The plumber was peering into some recess in the cellar and he came out, dusted his hands together and then held out his right one. “Don’t you worry,” he said. “It’s none of our business. What you are is all we’ll care about.”
He said this exactly as though he were talking plumbing, with the same slow friendliness and detachment, and when I heard it my roots took a deep plunge down into the earth beneath my feet. This was where I could live.

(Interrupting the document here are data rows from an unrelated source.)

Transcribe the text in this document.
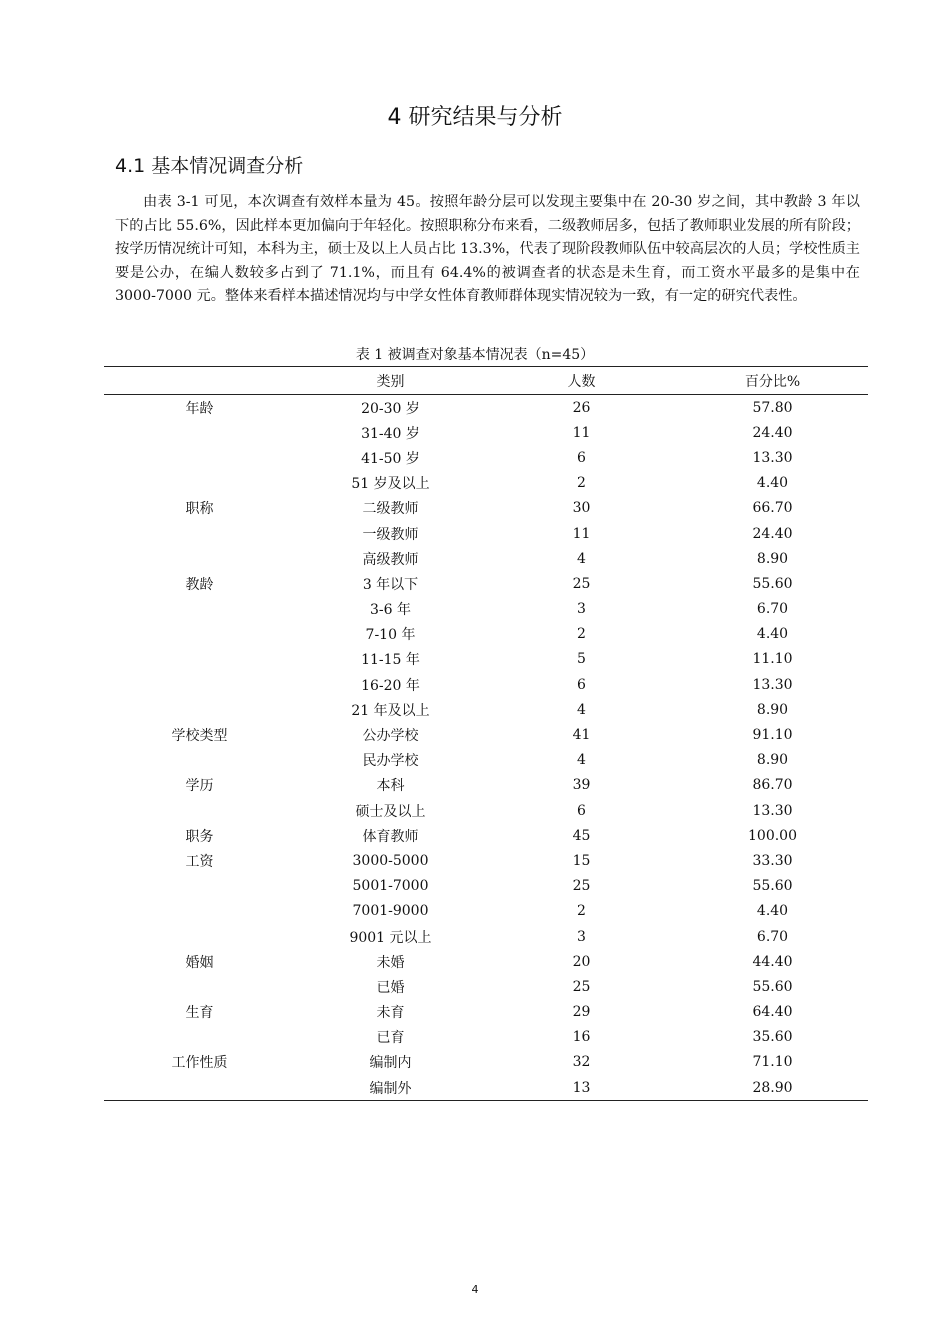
4 研究结果与分析
4.1 基本情况调查分析

由表 3-1 可见，本次调查有效样本量为 45。按照年龄分层可以发现主要集中在 20-30 岁之间，其中教龄 3 年以下的占比 55.6%，因此样本更加偏向于年轻化。按照职称分布来看，二级教师居多，包括了教师职业发展的所有阶段；按学历情况统计可知，本科为主，硕士及以上人员占比 13.3%，代表了现阶段教师队伍中较高层次的人员；学校性质主要是公办，在编人数较多占到了 71.1%，而且有 64.4%的被调查者的状态是未生育，而工资水平最多的是集中在 3000-7000 元。整体来看样本描述情况均与中学女性体育教师群体现实情况较为一致，有一定的研究代表性。

表 1 被调查对象基本情况表（n=45）
	类别	人数	百分比%
年龄	20-30 岁	26	57.80
	31-40 岁	11	24.40
	41-50 岁	6	13.30
	51 岁及以上	2	4.40
职称	二级教师	30	66.70
	一级教师	11	24.40
	高级教师	4	8.90
教龄	3 年以下	25	55.60
	3-6 年	3	6.70
	7-10 年	2	4.40
	11-15 年	5	11.10
	16-20 年	6	13.30
	21 年及以上	4	8.90
学校类型	公办学校	41	91.10
	民办学校	4	8.90
学历	本科	39	86.70
	硕士及以上	6	13.30
职务	体育教师	45	100.00
工资	3000-5000	15	33.30
	5001-7000	25	55.60
	7001-9000	2	4.40
	9001 元以上	3	6.70
婚姻	未婚	20	44.40
	已婚	25	55.60
生育	未育	29	64.40
	已育	16	35.60
工作性质	编制内	32	71.10
	编制外	13	28.90
4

I packed my bags soon after that and took the long journey westward to a small city named Reno in the beautiful Western state of Nevada, and there settled myself to the strangest six weeks of my existence. I had plenty of time, for I discovered the first day that I could not work at my writing. Everything was too strange, place and situation and people, but mainly the situation, and I had only my decision to stand upon. That was sure and long considered and unchangeable. Yet how persuade the hours to pass, especially as I had by now observed the insatiable need for news in the reporters whose ears were already stretched to windward? I did not blame them, for I had already learned that newspaper reporters are the most tolerant of persons and have less personal curiosity than any other human group. If they are relentless it is because they have their bread to earn, and twenty years ago a divorce was still news. See how we have grown since then! Last week I read in the back pages of a great New York daily a small paragraph stating in dignified terms that a certain well-known man, a high official in the government, had been granted a divorce from his wife. What progress! We have caught up with the Chinese gentleman who, when Chiang Kai-shek divorced three wives at the moment when he was rising to his first height, still said that it was only “private business.”